|
В банке из-под консервов плавал зажженный фитилек, пахло подгоревшим подсолнечным маслом. И Вася отчетливо, как если бы это было вчера, вспомнил день своего детства: яркое летнее утро, мать стоит у печки и переворачивает на шипящей сковородке пирожки с картошкой. В кухне пахнет подгоревшим маслом, и синеватый дымок тянется к распахнутому настежь окну. Пирожки с картошкой и жареным луком… Мать просит: «Да поешь ты, как люди едят. Ну что ты, как воробей!» Вот сейчас ей не пришлось бы его уговаривать!
Домна Федоровна проснулась под утро. Коптилка уже погасла, и в кухне с плотно завешенным окном было темно. Вася тихонько окликнул мать. Она кинулась к нему и прижалась щекой к его лицу.
— Не надо, не плачь! Ну чего теперь-то плакать? У меня ничего не болит. Только есть охота.
Домна Федоровна сдернула с окна старое одеяло и снова подошла к сыну. Какими большими стали ее глаза на исхудавшем лице. А в окно заглядывает зеленая ветка! Сколько же времени он болел?
…Домна Федоровна рассказала сыну, что Егор Иванович и тетя Настасья давно ушли из города. Что дядя велел им, как только Вася поправится, вернуться в родное село. От дяди недавно приходил один человек: молодой, волосы русые, на правую ногу припадает… Он пообещал раздобыть для них пропуск в Покровское.
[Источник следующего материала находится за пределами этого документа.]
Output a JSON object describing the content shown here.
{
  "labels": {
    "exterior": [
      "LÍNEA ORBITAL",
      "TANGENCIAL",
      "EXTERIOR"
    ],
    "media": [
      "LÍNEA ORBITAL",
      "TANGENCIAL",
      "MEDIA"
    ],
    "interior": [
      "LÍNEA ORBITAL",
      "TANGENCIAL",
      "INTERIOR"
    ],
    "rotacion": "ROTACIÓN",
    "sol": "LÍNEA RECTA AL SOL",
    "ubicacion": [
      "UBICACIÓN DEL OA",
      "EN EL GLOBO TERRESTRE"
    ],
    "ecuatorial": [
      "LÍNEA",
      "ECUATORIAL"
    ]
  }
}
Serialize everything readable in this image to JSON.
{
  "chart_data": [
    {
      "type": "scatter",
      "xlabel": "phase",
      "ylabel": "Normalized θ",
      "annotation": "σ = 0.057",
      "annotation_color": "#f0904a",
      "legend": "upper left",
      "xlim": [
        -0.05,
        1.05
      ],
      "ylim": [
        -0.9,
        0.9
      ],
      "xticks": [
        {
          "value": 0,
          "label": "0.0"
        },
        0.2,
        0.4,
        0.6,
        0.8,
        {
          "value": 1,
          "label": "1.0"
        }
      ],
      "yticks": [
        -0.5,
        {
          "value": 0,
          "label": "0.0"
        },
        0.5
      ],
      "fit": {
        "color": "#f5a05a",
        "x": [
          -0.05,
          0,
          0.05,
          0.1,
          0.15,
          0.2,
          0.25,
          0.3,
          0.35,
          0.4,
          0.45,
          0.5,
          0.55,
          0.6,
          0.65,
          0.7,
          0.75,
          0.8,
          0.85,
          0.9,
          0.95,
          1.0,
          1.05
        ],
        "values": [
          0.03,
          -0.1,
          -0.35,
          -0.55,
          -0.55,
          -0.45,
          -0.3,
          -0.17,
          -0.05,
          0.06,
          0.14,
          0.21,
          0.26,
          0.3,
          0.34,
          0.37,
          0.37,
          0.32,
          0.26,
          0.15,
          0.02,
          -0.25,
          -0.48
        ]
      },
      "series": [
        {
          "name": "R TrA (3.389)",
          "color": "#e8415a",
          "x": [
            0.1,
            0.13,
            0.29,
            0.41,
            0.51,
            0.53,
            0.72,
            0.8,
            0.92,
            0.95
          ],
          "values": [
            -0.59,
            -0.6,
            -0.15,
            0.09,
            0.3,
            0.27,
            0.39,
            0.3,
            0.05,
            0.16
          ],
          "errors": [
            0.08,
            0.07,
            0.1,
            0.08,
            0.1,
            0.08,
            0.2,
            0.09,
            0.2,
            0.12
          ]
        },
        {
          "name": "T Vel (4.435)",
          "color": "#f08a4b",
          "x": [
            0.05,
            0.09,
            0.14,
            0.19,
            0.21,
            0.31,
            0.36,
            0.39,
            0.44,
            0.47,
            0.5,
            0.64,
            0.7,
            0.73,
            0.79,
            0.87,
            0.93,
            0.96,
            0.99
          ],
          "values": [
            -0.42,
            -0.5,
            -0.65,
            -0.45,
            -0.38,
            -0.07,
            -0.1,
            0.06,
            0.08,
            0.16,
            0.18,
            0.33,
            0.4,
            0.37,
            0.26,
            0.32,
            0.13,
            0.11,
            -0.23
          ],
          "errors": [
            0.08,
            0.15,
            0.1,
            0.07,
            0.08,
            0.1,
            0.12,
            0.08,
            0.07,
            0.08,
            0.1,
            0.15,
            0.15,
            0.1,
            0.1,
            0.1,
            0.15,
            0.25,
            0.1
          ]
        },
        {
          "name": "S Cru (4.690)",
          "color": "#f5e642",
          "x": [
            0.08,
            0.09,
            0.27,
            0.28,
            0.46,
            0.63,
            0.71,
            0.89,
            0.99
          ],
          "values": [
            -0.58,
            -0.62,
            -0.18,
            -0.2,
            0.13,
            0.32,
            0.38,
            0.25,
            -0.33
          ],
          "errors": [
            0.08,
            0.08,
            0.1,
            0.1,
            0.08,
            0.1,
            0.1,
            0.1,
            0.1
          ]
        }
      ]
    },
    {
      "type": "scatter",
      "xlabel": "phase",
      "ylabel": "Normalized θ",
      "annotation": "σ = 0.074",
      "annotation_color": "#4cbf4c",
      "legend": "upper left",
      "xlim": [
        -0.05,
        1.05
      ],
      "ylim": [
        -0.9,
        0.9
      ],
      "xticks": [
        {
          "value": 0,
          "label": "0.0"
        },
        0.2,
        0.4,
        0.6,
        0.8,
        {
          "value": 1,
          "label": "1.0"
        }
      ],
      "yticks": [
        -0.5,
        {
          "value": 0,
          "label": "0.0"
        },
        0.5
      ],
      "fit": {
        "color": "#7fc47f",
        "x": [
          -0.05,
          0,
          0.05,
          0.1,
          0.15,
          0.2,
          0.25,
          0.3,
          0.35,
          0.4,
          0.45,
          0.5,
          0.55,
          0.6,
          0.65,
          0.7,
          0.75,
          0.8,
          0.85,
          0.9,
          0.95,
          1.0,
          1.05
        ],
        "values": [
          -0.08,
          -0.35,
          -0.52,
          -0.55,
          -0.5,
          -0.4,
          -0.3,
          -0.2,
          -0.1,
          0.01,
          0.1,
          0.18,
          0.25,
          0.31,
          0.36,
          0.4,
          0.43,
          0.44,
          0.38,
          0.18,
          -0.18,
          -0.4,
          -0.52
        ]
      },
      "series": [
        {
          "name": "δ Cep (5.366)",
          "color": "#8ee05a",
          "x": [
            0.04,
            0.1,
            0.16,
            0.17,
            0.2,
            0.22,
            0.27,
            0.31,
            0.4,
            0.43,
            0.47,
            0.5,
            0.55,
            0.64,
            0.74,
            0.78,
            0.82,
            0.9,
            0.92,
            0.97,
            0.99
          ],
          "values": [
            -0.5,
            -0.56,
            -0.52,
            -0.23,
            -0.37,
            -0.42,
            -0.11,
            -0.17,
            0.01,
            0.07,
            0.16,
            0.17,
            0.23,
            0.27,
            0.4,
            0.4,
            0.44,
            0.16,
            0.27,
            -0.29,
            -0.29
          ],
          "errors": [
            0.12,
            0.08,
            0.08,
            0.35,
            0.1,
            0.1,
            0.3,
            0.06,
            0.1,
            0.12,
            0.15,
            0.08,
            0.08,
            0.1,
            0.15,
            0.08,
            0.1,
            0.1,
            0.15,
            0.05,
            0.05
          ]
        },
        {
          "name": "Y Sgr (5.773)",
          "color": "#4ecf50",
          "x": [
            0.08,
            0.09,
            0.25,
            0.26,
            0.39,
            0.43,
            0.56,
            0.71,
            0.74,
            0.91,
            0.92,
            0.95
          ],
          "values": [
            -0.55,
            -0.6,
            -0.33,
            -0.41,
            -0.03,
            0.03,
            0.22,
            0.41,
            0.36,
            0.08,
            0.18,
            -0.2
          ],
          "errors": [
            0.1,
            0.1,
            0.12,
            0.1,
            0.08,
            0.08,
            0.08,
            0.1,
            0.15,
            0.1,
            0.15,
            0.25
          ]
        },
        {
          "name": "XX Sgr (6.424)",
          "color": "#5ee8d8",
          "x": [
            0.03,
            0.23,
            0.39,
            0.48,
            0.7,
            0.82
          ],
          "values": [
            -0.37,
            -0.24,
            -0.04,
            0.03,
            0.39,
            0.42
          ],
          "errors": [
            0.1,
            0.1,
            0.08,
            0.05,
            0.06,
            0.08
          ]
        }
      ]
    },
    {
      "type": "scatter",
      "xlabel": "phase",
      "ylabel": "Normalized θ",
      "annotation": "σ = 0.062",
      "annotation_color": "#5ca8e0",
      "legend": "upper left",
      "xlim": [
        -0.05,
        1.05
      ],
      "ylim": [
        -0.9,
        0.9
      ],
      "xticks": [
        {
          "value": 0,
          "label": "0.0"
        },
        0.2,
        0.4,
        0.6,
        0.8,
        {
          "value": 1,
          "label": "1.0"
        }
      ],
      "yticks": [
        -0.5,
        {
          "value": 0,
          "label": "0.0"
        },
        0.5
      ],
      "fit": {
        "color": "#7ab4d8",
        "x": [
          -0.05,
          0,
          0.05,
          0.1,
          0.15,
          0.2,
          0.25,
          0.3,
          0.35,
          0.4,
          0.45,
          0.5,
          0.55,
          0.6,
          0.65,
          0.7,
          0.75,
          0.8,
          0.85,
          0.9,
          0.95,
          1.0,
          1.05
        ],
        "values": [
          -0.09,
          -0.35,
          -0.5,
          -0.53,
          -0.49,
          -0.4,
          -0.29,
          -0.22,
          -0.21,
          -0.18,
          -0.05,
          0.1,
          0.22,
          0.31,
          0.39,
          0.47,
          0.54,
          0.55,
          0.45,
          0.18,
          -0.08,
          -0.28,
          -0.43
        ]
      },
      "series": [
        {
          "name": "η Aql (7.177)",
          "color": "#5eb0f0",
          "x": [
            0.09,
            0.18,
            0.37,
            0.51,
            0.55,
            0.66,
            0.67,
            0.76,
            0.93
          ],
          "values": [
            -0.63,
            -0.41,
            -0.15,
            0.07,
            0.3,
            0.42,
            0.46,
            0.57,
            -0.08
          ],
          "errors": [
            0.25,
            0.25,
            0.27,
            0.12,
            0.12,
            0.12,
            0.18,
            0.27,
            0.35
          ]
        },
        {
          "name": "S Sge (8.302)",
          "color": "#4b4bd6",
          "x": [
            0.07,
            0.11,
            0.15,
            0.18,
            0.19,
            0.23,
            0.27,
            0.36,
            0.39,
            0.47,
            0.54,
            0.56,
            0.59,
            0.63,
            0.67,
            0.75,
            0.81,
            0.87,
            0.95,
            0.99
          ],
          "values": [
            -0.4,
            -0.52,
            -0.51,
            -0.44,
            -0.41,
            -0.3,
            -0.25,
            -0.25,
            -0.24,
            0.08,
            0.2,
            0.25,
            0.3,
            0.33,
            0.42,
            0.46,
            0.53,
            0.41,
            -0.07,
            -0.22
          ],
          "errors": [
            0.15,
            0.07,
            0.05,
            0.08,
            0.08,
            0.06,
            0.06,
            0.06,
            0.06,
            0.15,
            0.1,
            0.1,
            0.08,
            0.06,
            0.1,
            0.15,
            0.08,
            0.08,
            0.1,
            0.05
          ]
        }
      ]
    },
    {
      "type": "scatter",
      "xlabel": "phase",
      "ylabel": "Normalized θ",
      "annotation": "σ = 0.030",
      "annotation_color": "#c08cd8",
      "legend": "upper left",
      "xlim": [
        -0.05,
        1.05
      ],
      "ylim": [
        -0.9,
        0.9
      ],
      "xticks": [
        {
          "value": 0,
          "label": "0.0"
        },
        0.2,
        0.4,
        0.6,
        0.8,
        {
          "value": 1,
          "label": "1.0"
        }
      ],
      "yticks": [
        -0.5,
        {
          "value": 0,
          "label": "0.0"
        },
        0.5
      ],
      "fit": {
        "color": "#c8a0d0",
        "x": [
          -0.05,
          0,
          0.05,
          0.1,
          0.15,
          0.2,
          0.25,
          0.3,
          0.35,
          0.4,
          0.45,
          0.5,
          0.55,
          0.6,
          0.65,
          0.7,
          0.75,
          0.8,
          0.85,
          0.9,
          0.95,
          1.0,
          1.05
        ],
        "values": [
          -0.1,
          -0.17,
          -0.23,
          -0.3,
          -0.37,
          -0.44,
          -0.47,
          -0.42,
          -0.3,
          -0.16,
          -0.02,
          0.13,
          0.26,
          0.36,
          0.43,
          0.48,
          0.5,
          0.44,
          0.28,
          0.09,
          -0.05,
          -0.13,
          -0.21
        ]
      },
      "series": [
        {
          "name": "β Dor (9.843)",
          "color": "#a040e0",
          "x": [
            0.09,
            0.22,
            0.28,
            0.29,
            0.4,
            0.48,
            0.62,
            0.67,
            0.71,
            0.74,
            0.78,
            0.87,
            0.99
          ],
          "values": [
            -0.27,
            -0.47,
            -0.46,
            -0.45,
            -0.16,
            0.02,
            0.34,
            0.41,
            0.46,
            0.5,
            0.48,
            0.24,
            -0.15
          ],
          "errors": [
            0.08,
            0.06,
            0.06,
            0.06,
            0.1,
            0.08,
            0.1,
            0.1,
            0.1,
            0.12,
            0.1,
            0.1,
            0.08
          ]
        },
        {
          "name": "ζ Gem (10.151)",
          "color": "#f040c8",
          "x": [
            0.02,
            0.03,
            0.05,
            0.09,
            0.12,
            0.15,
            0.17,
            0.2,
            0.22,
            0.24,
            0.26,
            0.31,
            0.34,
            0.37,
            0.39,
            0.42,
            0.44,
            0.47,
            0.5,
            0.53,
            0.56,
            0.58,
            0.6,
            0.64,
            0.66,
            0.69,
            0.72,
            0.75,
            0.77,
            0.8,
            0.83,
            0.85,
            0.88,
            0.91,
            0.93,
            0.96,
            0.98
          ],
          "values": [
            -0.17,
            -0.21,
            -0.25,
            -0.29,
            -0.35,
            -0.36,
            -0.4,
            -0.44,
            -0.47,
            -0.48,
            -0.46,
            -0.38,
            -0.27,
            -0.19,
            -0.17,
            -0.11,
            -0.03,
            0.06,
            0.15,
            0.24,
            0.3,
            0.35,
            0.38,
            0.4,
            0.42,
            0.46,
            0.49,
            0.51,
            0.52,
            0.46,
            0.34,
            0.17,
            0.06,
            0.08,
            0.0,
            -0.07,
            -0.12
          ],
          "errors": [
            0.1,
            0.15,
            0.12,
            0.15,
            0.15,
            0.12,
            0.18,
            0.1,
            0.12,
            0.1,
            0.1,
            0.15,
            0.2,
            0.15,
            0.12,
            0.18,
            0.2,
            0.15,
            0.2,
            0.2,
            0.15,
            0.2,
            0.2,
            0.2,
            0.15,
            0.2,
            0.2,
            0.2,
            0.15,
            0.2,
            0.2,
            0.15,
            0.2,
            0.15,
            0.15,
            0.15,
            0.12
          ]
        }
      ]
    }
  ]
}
— Я уж не чаяла тебя увидеть, — говорила Домна Федоровна, держа сына за руку. — Убили, думаю. Ведь у алебастровой шахты расстреляли не меньше, как три тысячи народу. Ходила я туда, искала тебя. Как мертвый мальчонка — так думаю, не Вася ли? Вроде шапка твоя, варежки похожие — нет, не ты. Чего я не перевидала! Страшно вспомнить. Сижу раз одна, плачу. И вдруг стучит кто-то. Отворяю — женщина. «Я, — говорит, — с вашим сыном в тюрьме сидела. Зовут меня Василиса Коваленко. Он, — говорит, — заболел, тиф у него. А заразных больных немцы стреляют. Меня, когда выпускали, спросили, может, я его к себе возьму. Я взяла, он у меня сейчас. Пойдемте, — говорит, — поглядите». Ну, я к ней со всех ног. Смотрю — и правда ты. Хоть и трудно узнать. Кожа да кости. Стрижен наголо. В жару никого не узнаешь. «Кто ж, — спрашиваю, — тебе его отдал?» А она отвечает: «Хромой, волосы светлые, переводчиком у немцев». Долго ты у нее лежал. И я притулилась там же. Она к нам, как родная. Сама на хлебе и на воде, а тебе и яйцо раздобудет и молока. Я ей как-то сказала: «Сколько вам мороки из-за чужих». Она в крик: «Выбрось, мол, это дурье слово из головы! Какие мы чужие!» Хорошая была…
— Была?!
— Убили. Из тюрьмы спаслась, а на базаре немцу чего-то нагрубила, он ее тут же, прилюдно, из пистолета и прикончил. Страшно живем, Вася, не по-людски. И когда же конец?
…Пропуск Носаковым раздобыл хромой переводчик. Он посоветовал им идти ночью, держась подальше от большака. Так, по его словам, было надежнее даже с пропуском в руках.
— Ведь какие-никакие, а наберутся у вас вещицы? Лучше уж не попадаться на глаза охране. А ты тогда у Егора Ивановича свирепо на меня поглядывал! — добавил он, обращаясь к Васе, и похлопал его по плечу.
А Вася глядел на это молодое, тоже изменившееся, потемневшее лицо. Никому не дались эти месяцы даром. Никого не миновали. На всех положили они свой отпечаток.
— Люди встретят — отворачиваются, — сказал переводчик. — Бывает, плюют вслед. Трудно…
— Не сердитесь на меня, — сказал Вася.
— Я не сержусь! Я на твоем месте глядел бы так же. Теперь — прощайте, не поминайте лихом.